Shielding children

It's rare that an award ceremony should be cause for alarm. But the third annual Golden Marble Awards, the advertising industry's celebration of successful marketing to children, ought to worry anyone concerned about our children's well-being. This year the ceremony was held in New York on Sept. 14 - the same day the federal government published a report documenting the rapid growth of marketing in schools, and four days after the Federal Trade Commission (FTC) released its findings that media companies deliberately market violence to children.

Marketing to children has become so pervasive that the ad world apparently thinks it warrants a separate awards ceremony. These awards honor artistry without questioning the ethics of marketing to children. The annointed commercials may be brilliantly designed and executed, but the praise is bestowed without regard for the way ads manipulate children or for how the products affect children and families.

Kids are barraged with advertising from the moment they wake up until bedtime. Corporations spent more than $12 billion in 1999 marketing to children. They're bombarded with products linked to TV characters, toy giveaways at fast-food chains, and product placements in movies and television. Children see 30,000 commercials annually on television alone. And there's growing evidence that it's harmful to them.

Last month, after reviewing 1,000 studies conducted over 30 years, a coalition of professional organizations, including the American Academy of Pediatrics, linked violent media to aggressive behavior. Yet professional wrestling programs, which are rated TV-14, and violent movies such as "X-Men" (rated PG-13) peddle violent action figures to preschoolers. As the recent FTC report confirms, the entertainment industry intentionally markets violent content to children through products it officially rates as unsuitable.

At a time when childhood obesity has become a major public health problem, the fast-food industry is the biggest advertiser on television. McDonald's alone spends $6 million a year on advertising. Studies show that obese children are more susceptible to the "feel good" messages embedded in advertising.

At the same time, advertisers present children with models who are impossibly slim. Over one-third of girls in grades 5 to 8 report dieting in the last year, and studies document that discontent with body images rises with exposure to fashion magazines.

Advertising even affects the way children play. The most advertised, bestselling toys are linked to media programs. Yet children often play less creatively with toys based on characters from television and film.

Young children are vulnerable to marketing exploitation. They tend to believe what they see, they don't understand that ads are meant to sell them something, and they have trouble differentiating between commercials and programming.

The deregulation of children's television in 1984 made it possible to use programs to promote toys, further blurring the line between ads and shows. In addition, companies now wield increasingly sophisticated technology, extensive market research, and the expertise of child psychologists. Today, children influence purchases totaling about $500 billion a year - a sure sign of corporations' success.

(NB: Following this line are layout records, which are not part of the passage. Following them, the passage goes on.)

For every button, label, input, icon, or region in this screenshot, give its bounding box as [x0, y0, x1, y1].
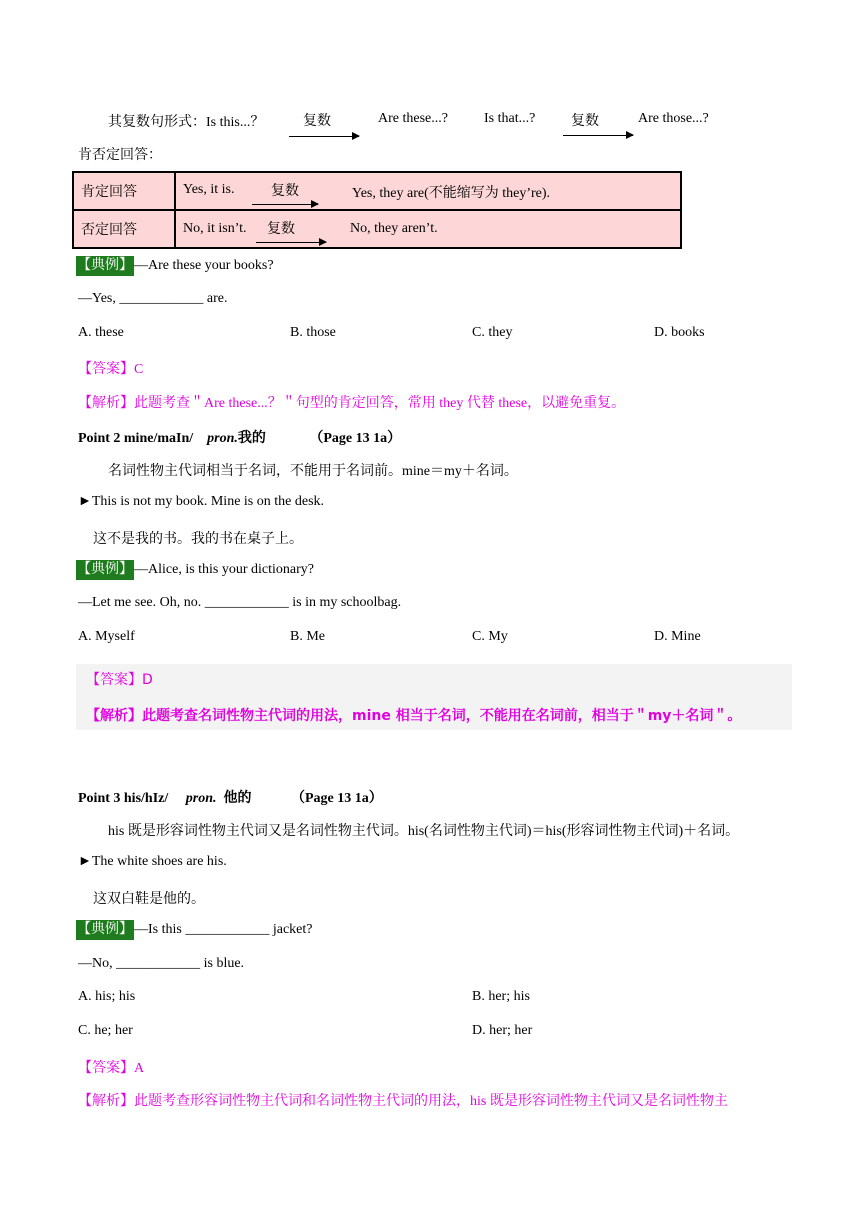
point-title: Point 3 his/hIz/ — [78, 791, 169, 806]
point-heading — [78, 427, 401, 447]
right-arrow-icon — [252, 204, 318, 205]
question-line: —No, ____________ is blue. — [78, 956, 245, 971]
plural-those: Are those...? — [638, 111, 709, 126]
part-of-speech: pron. — [207, 431, 238, 446]
point-title: Point 2 mine/maIn/ — [78, 431, 194, 446]
plural-intro: 其复数句形式：Is this...？ — [108, 115, 265, 130]
arrow-label: 复数 — [267, 222, 295, 237]
option-d: D. her; her — [472, 1023, 533, 1038]
option-a: A. his; his — [78, 989, 136, 1004]
right-arrow-icon — [256, 242, 326, 243]
option-c: C. he; her — [78, 1023, 133, 1038]
option-b: B. those — [290, 325, 336, 340]
analysis-line: 【解析】此题考查＂Are these...？＂句型的肯定回答，常用 they 代替 these，以避免重复。 — [78, 396, 626, 411]
part-of-speech: pron. — [185, 791, 217, 806]
analysis-line: 【解析】此题考查名词性物主代词的用法，mine 相当于名词，不能用在名词前，相当于＂my＋名词＂。 — [86, 708, 742, 724]
option-a: A. Myself — [78, 629, 135, 644]
example-tag: 【典例】 — [76, 560, 134, 580]
question-line: —Yes, ____________ are. — [78, 291, 228, 306]
option-a: A. these — [78, 325, 124, 340]
example-sentence: ►This is not my book. Mine is on the desk. — [78, 494, 325, 509]
point-meaning: 他的 — [223, 791, 252, 806]
page-reference: （Page 13 1a） — [309, 431, 402, 446]
table-cell — [175, 172, 681, 210]
row-left: No, it isn’t. — [183, 221, 247, 236]
row-label: 肯定回答 — [81, 185, 137, 200]
answer-line: 【答案】C — [78, 362, 144, 377]
plural-that: Is that...? — [484, 111, 536, 126]
answer-heading: 肯否定回答： — [78, 148, 162, 163]
row-left: Yes, it is. — [183, 182, 235, 197]
table-row — [73, 172, 681, 210]
example-translation: 这不是我的书。我的书在桌子上。 — [93, 532, 303, 547]
answer-line: 【答案】D — [86, 672, 153, 688]
answer-table — [72, 171, 682, 249]
example-tag: 【典例】 — [76, 920, 134, 940]
question-line: —Are these your books? — [134, 258, 274, 273]
table-cell — [73, 210, 175, 248]
table-row — [73, 210, 681, 248]
point-meaning: 我的 — [237, 431, 266, 446]
point-description: his 既是形容词性物主代词又是名词性物主代词。his(名词性物主代词)＝his(形容词性物主代词)＋名词。 — [108, 824, 740, 839]
answer-line: 【答案】A — [78, 1061, 145, 1076]
right-arrow-icon — [563, 135, 633, 136]
question-line: —Alice, is this your dictionary? — [134, 562, 315, 577]
table-cell — [73, 172, 175, 210]
example-tag: 【典例】 — [76, 256, 134, 276]
row-right: No, they aren’t. — [350, 221, 438, 236]
page-reference: （Page 13 1a） — [290, 791, 383, 806]
option-b: B. Me — [290, 629, 325, 644]
question-line: —Is this ____________ jacket? — [134, 922, 313, 937]
point-description: 名词性物主代词相当于名词，不能用于名词前。mine＝my＋名词。 — [108, 464, 518, 479]
option-c: C. My — [472, 629, 508, 644]
option-d: D. Mine — [654, 629, 701, 644]
option-b: B. her; his — [472, 989, 530, 1004]
example-block — [76, 920, 312, 940]
row-right: Yes, they are(不能缩写为 they’re). — [352, 186, 551, 201]
analysis-line: 【解析】此题考查形容词性物主代词和名词性物主代词的用法，his 既是形容词性物主代词又是名词性物主 — [78, 1094, 728, 1109]
point-heading — [78, 787, 383, 807]
example-translation: 这双白鞋是他的。 — [93, 892, 205, 907]
row-label: 否定回答 — [81, 223, 137, 238]
arrow-label: 复数 — [571, 114, 599, 129]
example-block — [76, 560, 314, 580]
right-arrow-icon — [289, 136, 359, 137]
table-cell — [175, 210, 681, 248]
plural-these: Are these...? — [378, 111, 448, 126]
question-line: —Let me see. Oh, no. ____________ is in my schoolbag. — [78, 595, 402, 610]
option-c: C. they — [472, 325, 513, 340]
option-d: D. books — [654, 325, 705, 340]
example-sentence: ►The white shoes are his. — [78, 854, 227, 869]
arrow-label: 复数 — [271, 184, 299, 199]
example-block — [76, 256, 274, 276]
arrow-label: 复数 — [303, 114, 331, 129]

The ubiquitous media, combined with virtually unrestricted marketing practices, makes obsolete the conventional wisdom that parents can protect their children from commercial culture. To some extent, parents can mitigate the effects of marketing, but unless families retreat to the woods, children are exposed at friends' houses, on the street, the playground, supermarkets, and even in school.

That companies get awards for doing the best job of manipulating children into buying things is emblematic of a consumer culture that is out of control. Parents need help from policymakers to protect children from this unprecedented assault. The White House should lead the way by convening a conference on corporate marketing and its effects on children to serve as a springboard for national dialogue and lay the groundwork for creating appropriate policy. The National Institutes of Health should fund research on the psychosocial and health consequences of intensive marketing to children.

Children pay for advertising. They pay with their safety, their health, and their creativity. Why should the industry reward itself for succeeding at a practice that exploits society's most vulnerable members? The Third Annual Golden Marble Awards should be the last.

Susan Linn is associate director of the media center at Judge Baker Children's Center in Boston. Diane E. Levin is a professor of education at Wheelock College in Boston and author of 'Remote Control Childhood' (National Association for the Education of Young Children, 1998).